In Buffett’s view, investors’ investment performance is not graded in the same way as Olympic diving competitions. Companies with constant variables and complexities can be said to be comparable.Whether a company is excellent or not, the standard is actually very simple.As long as the company has a sustainable competitive advantage and is run by good managers with both talents, then this company is a good company.If investors invest in stocks strictly according to such standards, there are two advantages: first, the possibility of investment loss is very small; It's also easier.

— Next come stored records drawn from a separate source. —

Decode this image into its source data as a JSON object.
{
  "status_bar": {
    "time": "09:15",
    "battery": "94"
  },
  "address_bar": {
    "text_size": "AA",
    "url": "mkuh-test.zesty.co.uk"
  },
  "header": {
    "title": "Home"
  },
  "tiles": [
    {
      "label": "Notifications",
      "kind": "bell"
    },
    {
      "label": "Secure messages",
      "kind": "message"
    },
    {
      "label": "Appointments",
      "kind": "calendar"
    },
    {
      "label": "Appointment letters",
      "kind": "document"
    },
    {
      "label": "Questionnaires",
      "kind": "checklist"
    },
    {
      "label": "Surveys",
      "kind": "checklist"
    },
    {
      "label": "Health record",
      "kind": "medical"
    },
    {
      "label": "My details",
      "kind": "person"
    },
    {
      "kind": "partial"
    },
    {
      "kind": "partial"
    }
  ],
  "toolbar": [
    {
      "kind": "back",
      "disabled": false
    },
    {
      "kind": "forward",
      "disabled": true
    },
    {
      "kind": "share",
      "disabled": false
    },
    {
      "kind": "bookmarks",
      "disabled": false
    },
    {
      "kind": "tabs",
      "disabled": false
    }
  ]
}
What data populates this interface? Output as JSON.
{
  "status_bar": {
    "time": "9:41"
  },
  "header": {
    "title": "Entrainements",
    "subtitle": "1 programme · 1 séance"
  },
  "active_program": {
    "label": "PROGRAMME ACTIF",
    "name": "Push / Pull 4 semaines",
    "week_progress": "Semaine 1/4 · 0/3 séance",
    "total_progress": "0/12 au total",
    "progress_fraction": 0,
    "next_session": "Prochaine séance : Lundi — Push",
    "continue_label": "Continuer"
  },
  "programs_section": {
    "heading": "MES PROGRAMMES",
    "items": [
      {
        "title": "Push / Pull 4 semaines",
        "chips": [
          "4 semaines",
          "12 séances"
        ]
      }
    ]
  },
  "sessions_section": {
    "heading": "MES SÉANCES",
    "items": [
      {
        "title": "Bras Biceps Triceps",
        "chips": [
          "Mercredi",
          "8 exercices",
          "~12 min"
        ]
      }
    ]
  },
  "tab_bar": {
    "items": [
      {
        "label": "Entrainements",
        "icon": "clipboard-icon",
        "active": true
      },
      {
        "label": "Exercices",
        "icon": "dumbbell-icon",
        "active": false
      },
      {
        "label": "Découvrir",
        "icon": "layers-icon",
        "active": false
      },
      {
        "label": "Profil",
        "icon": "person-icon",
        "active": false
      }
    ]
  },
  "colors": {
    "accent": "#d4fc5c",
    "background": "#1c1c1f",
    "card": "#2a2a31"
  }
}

In addition, when investors encounter excellent companies, they must hold them for a long time.In Buffett's view, the stock market is ineffective.Short-term fluctuations in stocks are meaningless, and long-term stock prices depend on the intrinsic value of the stock.Therefore, when investors choose investment companies, they should not pay attention to the trend of the Dow Jones Index, the trend of the Federal Reserve or the development of the overall economy, but should pay attention to the future prospects of these companies themselves.Buffett thinks it is a very stupid thing to give up buying a good company with reasonable long-term prospects because he is worried about short-term uncontrollable economic or stock market variables.
The stock prices of many companies are like this.While they can fluctuate a lot in the short term, they are consistent with their intrinsic value in the long run.Coca-Cola is a typical example.Looking back on the past 21 years, from the end of 1987 to August 2009, 8, Coca-Cola rose from $31 to $3.21, a cumulative increase of 48.77 times, and the S&P 14.19 rose from 500 points to 247 points, a cumulative increase of 1020 times. In general, Coca-Cola has far outperformed the market for 3.13 years. As a kid in 21, Buffett bought half a dozen Cokes for $1930 and sold them at a profit of 25 cents a can.Now that decades have passed, Buffett is still very optimistic about Coca-Cola.Coca-Cola stock has also brought huge profits to Buffett.Buffett once said that he hopes to hold a stock like Coca-Cola for the rest of his life.As long as he owns a stock like Coca-Cola, he can consistently earn handsome returns, more than he has ever gotten from making other new investments.This is what Buffett calls "make more money while you're asleep than when you're awake."
Investment motto:
For investors, it is particularly important to choose an excellent company.As long as you choose the right company and hold the company's stock for a long time, investors will often get a lot of wealth after ten or 20 years.